Pedestrian Safety and Autonomous Vehicles: The Data We Have
From Uber's fatal Tempe crash to today's 6,215 incidents — what does the data say about pedestrians and AVs?
Pedestrian safety is the most emotionally charged topic in autonomous vehicle safety. Every AV company promises to reduce the 7,500+ annual pedestrian deaths in America. But the incident data tells a more nuanced story — one where 68 total AV/ADAS fatalities include both occupants and vulnerable road users, and where the technology's performance with pedestrians remains a work in progress.
The baseline
In 2023, approximately 7,500 pedestrians were killed by motor vehicles in the U.S. — overwhelmingly by human drivers. Any assessment of AV pedestrian safety must start with this context.
What the AV Data Shows
The NHTSA SGO database tracks crash severity (fatal, injury, no injury) but doesn't always specify victim type (occupant vs. pedestrian vs. cyclist). However, we know several high-profile pedestrian incidents:
- 2018 Uber ATG (Tempe, AZ): A self-driving Uber struck and killed a pedestrian crossing the street — the first fatal AV-pedestrian crash. This predates the SGO.

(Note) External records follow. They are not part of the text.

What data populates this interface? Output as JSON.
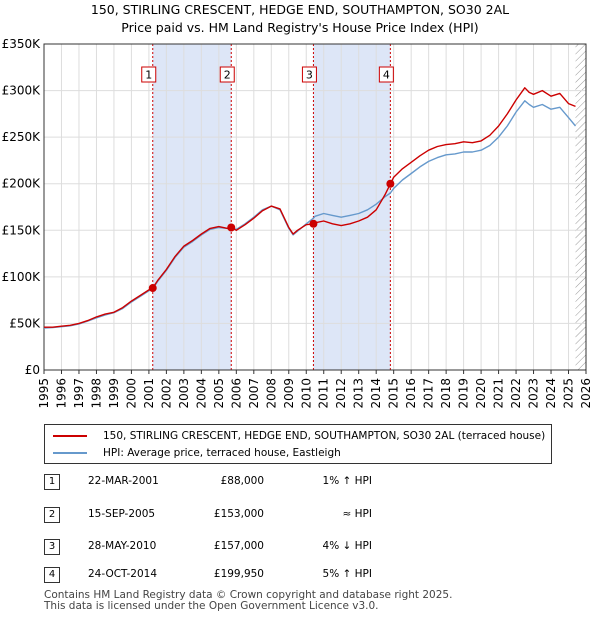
{
  "title_line1": "150, STIRLING CRESCENT, HEDGE END, SOUTHAMPTON, SO30 2AL",
  "title_line2": "Price paid vs. HM Land Registry's House Price Index (HPI)",
  "chart_data": {
    "type": "line",
    "xlim": [
      1995,
      2026
    ],
    "ylim": [
      0,
      350000
    ],
    "y_ticks": [
      0,
      50000,
      100000,
      150000,
      200000,
      250000,
      300000,
      350000
    ],
    "y_tick_labels": [
      "£0",
      "£50K",
      "£100K",
      "£150K",
      "£200K",
      "£250K",
      "£300K",
      "£350K"
    ],
    "x_ticks": [
      1995,
      1996,
      1997,
      1998,
      1999,
      2000,
      2001,
      2002,
      2003,
      2004,
      2005,
      2006,
      2007,
      2008,
      2009,
      2010,
      2011,
      2012,
      2013,
      2014,
      2015,
      2016,
      2017,
      2018,
      2019,
      2020,
      2021,
      2022,
      2023,
      2024,
      2025,
      2026
    ],
    "x_tick_labels": [
      "1995",
      "1996",
      "1997",
      "1998",
      "1999",
      "2000",
      "2001",
      "2002",
      "2003",
      "2004",
      "2005",
      "2006",
      "2007",
      "2008",
      "2009",
      "2010",
      "2011",
      "2012",
      "2013",
      "2014",
      "2015",
      "2016",
      "2017",
      "2018",
      "2019",
      "2020",
      "2021",
      "2022",
      "2023",
      "2024",
      "2025",
      "2026"
    ],
    "shaded_periods": [
      [
        2001.22,
        2005.71
      ],
      [
        2010.41,
        2014.81
      ]
    ],
    "future_hatch_from": 2025.4,
    "series": [
      {
        "name": "150, STIRLING CRESCENT, HEDGE END, SOUTHAMPTON, SO30 2AL (terraced house)",
        "color": "#cc0000",
        "x": [
          1995.0,
          1995.5,
          1996.0,
          1996.5,
          1997.0,
          1997.5,
          1998.0,
          1998.5,
          1999.0,
          1999.5,
          2000.0,
          2000.5,
          2001.0,
          2001.22,
          2001.5,
          2002.0,
          2002.5,
          2003.0,
          2003.5,
          2004.0,
          2004.5,
          2005.0,
          2005.5,
          2005.71,
          2006.0,
          2006.5,
          2007.0,
          2007.5,
          2008.0,
          2008.5,
          2009.0,
          2009.25,
          2009.5,
          2010.0,
          2010.41,
          2010.5,
          2011.0,
          2011.5,
          2012.0,
          2012.5,
          2013.0,
          2013.5,
          2014.0,
          2014.5,
          2014.81,
          2015.0,
          2015.5,
          2016.0,
          2016.5,
          2017.0,
          2017.5,
          2018.0,
          2018.5,
          2019.0,
          2019.5,
          2020.0,
          2020.5,
          2021.0,
          2021.5,
          2022.0,
          2022.5,
          2022.75,
          2023.0,
          2023.5,
          2024.0,
          2024.5,
          2025.0,
          2025.4
        ],
        "values": [
          46000,
          46000,
          47000,
          48000,
          50000,
          53000,
          57000,
          60000,
          62000,
          67000,
          74000,
          80000,
          86000,
          88000,
          96000,
          108000,
          122000,
          133000,
          139000,
          146000,
          152000,
          154000,
          152000,
          153000,
          150000,
          156000,
          163000,
          171000,
          176000,
          173000,
          153000,
          146000,
          150000,
          156000,
          157000,
          158000,
          160000,
          157000,
          155000,
          157000,
          160000,
          164000,
          172000,
          188000,
          199950,
          207000,
          216000,
          223000,
          230000,
          236000,
          240000,
          242000,
          243000,
          245000,
          244000,
          246000,
          252000,
          262000,
          275000,
          290000,
          303000,
          298000,
          296000,
          300000,
          294000,
          297000,
          286000,
          283000
        ]
      },
      {
        "name": "HPI: Average price, terraced house, Eastleigh",
        "color": "#6699cc",
        "x": [
          1995.0,
          1995.5,
          1996.0,
          1996.5,
          1997.0,
          1997.5,
          1998.0,
          1998.5,
          1999.0,
          1999.5,
          2000.0,
          2000.5,
          2001.0,
          2001.22,
          2001.5,
          2002.0,
          2002.5,
          2003.0,
          2003.5,
          2004.0,
          2004.5,
          2005.0,
          2005.5,
          2005.71,
          2006.0,
          2006.5,
          2007.0,
          2007.5,
          2008.0,
          2008.5,
          2009.0,
          2009.25,
          2009.5,
          2010.0,
          2010.41,
          2010.5,
          2011.0,
          2011.5,
          2012.0,
          2012.5,
          2013.0,
          2013.5,
          2014.0,
          2014.5,
          2014.81,
          2015.0,
          2015.5,
          2016.0,
          2016.5,
          2017.0,
          2017.5,
          2018.0,
          2018.5,
          2019.0,
          2019.5,
          2020.0,
          2020.5,
          2021.0,
          2021.5,
          2022.0,
          2022.5,
          2022.75,
          2023.0,
          2023.5,
          2024.0,
          2024.5,
          2025.0,
          2025.4
        ],
        "values": [
          45000,
          45500,
          46500,
          47500,
          49500,
          52500,
          56000,
          59000,
          61500,
          66000,
          73000,
          79000,
          85000,
          87000,
          95000,
          107000,
          121000,
          132000,
          138000,
          145000,
          151000,
          153000,
          152000,
          153000,
          151000,
          157000,
          164000,
          172000,
          176000,
          172000,
          152000,
          145000,
          149000,
          157000,
          163000,
          165000,
          168000,
          166000,
          164000,
          166000,
          168000,
          172000,
          178000,
          186000,
          190000,
          195000,
          204000,
          211000,
          218000,
          224000,
          228000,
          231000,
          232000,
          234000,
          234000,
          236000,
          241000,
          250000,
          262000,
          277000,
          289000,
          285000,
          282000,
          285000,
          280000,
          282000,
          271000,
          262000
        ]
      }
    ],
    "sale_markers": [
      {
        "label": "1",
        "x": 2001.22,
        "y": 88000
      },
      {
        "label": "2",
        "x": 2005.71,
        "y": 153000
      },
      {
        "label": "3",
        "x": 2010.41,
        "y": 157000
      },
      {
        "label": "4",
        "x": 2014.81,
        "y": 199950
      }
    ]
  },
  "legend": {
    "property_label": "150, STIRLING CRESCENT, HEDGE END, SOUTHAMPTON, SO30 2AL (terraced house)",
    "hpi_label": "HPI: Average price, terraced house, Eastleigh",
    "property_color": "#cc0000",
    "hpi_color": "#6699cc"
  },
  "sales": [
    {
      "num": "1",
      "date": "22-MAR-2001",
      "price": "£88,000",
      "hpi": "1% ↑ HPI"
    },
    {
      "num": "2",
      "date": "15-SEP-2005",
      "price": "£153,000",
      "hpi": "≈ HPI"
    },
    {
      "num": "3",
      "date": "28-MAY-2010",
      "price": "£157,000",
      "hpi": "4% ↓ HPI"
    },
    {
      "num": "4",
      "date": "24-OCT-2014",
      "price": "£199,950",
      "hpi": "5% ↑ HPI"
    }
  ],
  "footer": {
    "line1": "Contains HM Land Registry data © Crown copyright and database right 2025.",
    "line2": "This data is licensed under the Open Government Licence v3.0."
  }
}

- Cruise (San Francisco): Multiple incidents involving pedestrians, including the 2023 dragging incident that led to Cruise's shutdown. 155 Cruise incidents, 0 fatalities.
- Waymo: With 1,729 incidents primarily in pedestrian-heavy San Francisco and Phoenix, Waymo's 2 fatalities include incidents where other road users were involved.
- Tesla: Several of the 56 Tesla fatalities involve pedestrian or cyclist strikes where Autopilot/FSD failed to detect or react to a vulnerable road user.
Urban vs. Highway
Pedestrian risk is concentrated in urban environments — exactly where ADS robotaxis operate. San Francisco's 1,170 incidents occur in a dense urban setting full of pedestrians, cyclists, and scooters. Phoenix's 261 incidents include the sprawling, pedestrian-unfriendly infrastructure that was the setting for the Uber ATG fatality.
Tesla's ADAS incidents are spread across all environments including highways (where pedestrian encounters are rare) and suburban areas (where they're more common). The Model 3's 29 fatalities and Model Y's 18 fatalities likely include a mix of occupant and non-occupant casualties.
The Technology Gap
Detecting pedestrians is one of the hardest problems in autonomous driving. Pedestrians are small, move unpredictably, wear varying clothing, and appear in complex backgrounds. Lidar excels at detecting pedestrians because it creates precise 3D point clouds regardless of lighting. Cameras struggle in low light, glare, and occlusion. Tesla's camera-only approach is at a theoretical disadvantage for pedestrian detection — which makes NHTSA's PE25012 investigation (camera visibility failures) particularly relevant.
The Promise vs. Reality
AV companies claim their technology will eventually eliminate the ~7,500 annual pedestrian deaths caused by human drivers. The data so far suggests fully autonomous ADS systems are relatively cautious around pedestrians (Waymo and Cruise have had very few serious pedestrian injuries given their urban exposure). But ADAS systems like Tesla's, operating in the messy real world with distracted human "supervisors," haven't yet proven their pedestrian safety credentials.
The path forward
More granular data is needed. The SGO should require reporting of victim type (occupant, pedestrian, cyclist). Without this, we can't fully assess AV pedestrian safety. Until then, the 6,215 incidents in the database represent our best — if incomplete — window into the question.